Threads are created in the same way as normal tasks, except the clone() system call is called with flags for the shared resources:

clone(CLONE_VM, CLONE_FS, CLONE_FILES, CLONE_SIGHAND, 0);

This creates a cloned process that shares address space, file system resources, file descriptors, and signal handlers [1, P. 36].

Kernel threads

Kernel threads are processes that exist only in kernel-space. “The significant difference between kernel threads and normal processes is that kernel threads do not have an address space” [1, P. 36]. Kernel threads are scheduled and preemptable like normal processes [1, P. 36].

Kernel threads can only be created by other kernel threads. They are used for system tasks like the flush task. All new kernel threads are forked from the kthreadd kernel process. You can create a kernel thread with the kthread_create() function. The thread will be created in an unrunnable state. You can create and start a kernel thread with kthread_run(). Once started a kernel thread continues to exist until either it calls do_exit() or another thread calls kthread_stop() [1, P. 36].

Process termination

When a process dies, the kernel frees the resources owned by the thread and notifies the process’s parent that the process has died. A process can terminate itself by calling exit() either explicitly, or implicitly by returning from a main() function. A process can also terminate in response to a signal or exception that it can’t handle or ignore [1, P. 36].

When a process terminates, most of the work is done by do_exit(). do_exit():

  1. Sets the PF_EXITING flag in flags member of exiting task struct.
  2. Calls del_timer_sync() to remove kernel timers.
  3. If BSD process accounting is enabled then calls acct_update_integrals() to write out accounting information
  4. Calls exit_mm() to release mm_struct held by the process. mm_struct is destroyed if no other process is using it.
  5. Calls exit_sem().

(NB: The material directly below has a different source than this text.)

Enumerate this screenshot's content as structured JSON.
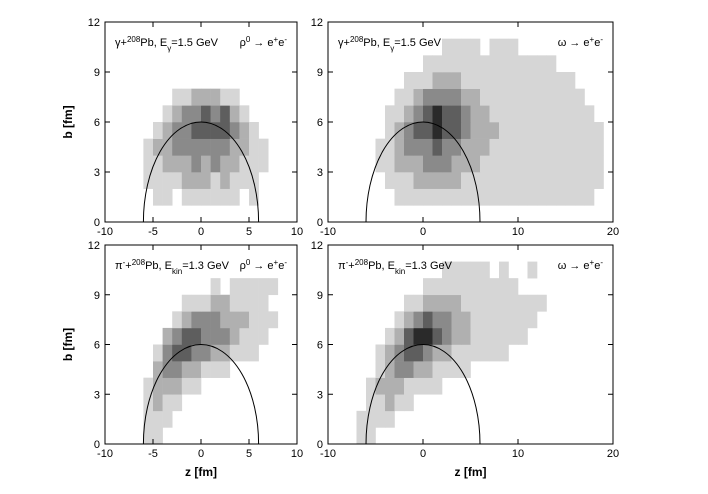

If process is queued waiting for an IPC semaphore, it’s dequeued.
  6. Calls exit_files() and exit_fs() to decrement the usage count of objects related to file descriptors and filesystem data. If either usage reaches zero the object is no longer in use and is destroyed.
  7. Sets the tasks exit code, stored in the task_struct exit_code field.
  8. Calls exit_notify() to send signals to parent process. Reparents any of the tasks children, and sets the tasks exit state to EXIT_ZOMBIE
  9. do_exit() calls schedule() to switch to a new process. Since the process is now unschedulable, it never runs again
  10. After do_exit() completes the task_struct exists in a zombie state. After the parent has obtained information about the child the task_struct is freed.

[1, Pp. 36-7]

The wait() family of system calls are implemented by a system call wait4(). wait() calls stops the execution of a task until one of its children terminates, and the function returns with the PID of the terminated child that exited [1, P. 37].

When the task_struct is ready to be released, release_task() is called. release_task():

  1. Detaches the pid and removes the task from the task list
  2. Releases any remaining resources that were used by the process and finalizes statistics
  3. If task was the last member of a thread group and the leader is a zombie, release_task notifies the zombie leader’s parent
  4. Frees the pages containing the process stack and thread_info and deallocates the task_struct

[1, P. 38]

If a child process’s parent dies before the child, then the child process needs to be reassigned to another process. This task is called reparenting. The new parent is either another task in the thread group, or the init process. The init process regularly calls wait() on its children to clean up any zombies processes that were assigned to it [1, P. 40].

Conclusion

The process is a core operating system abstraction.

Linux represents processes with the task_struct struct, and the thread_info struct. In Linux, threads are simply a task that share resources with other tasks.

References

  1. [1] L. R., Linux Kernel Development (Developer’s Library), 3rd ed. Addison-Wesley Professional, 2010.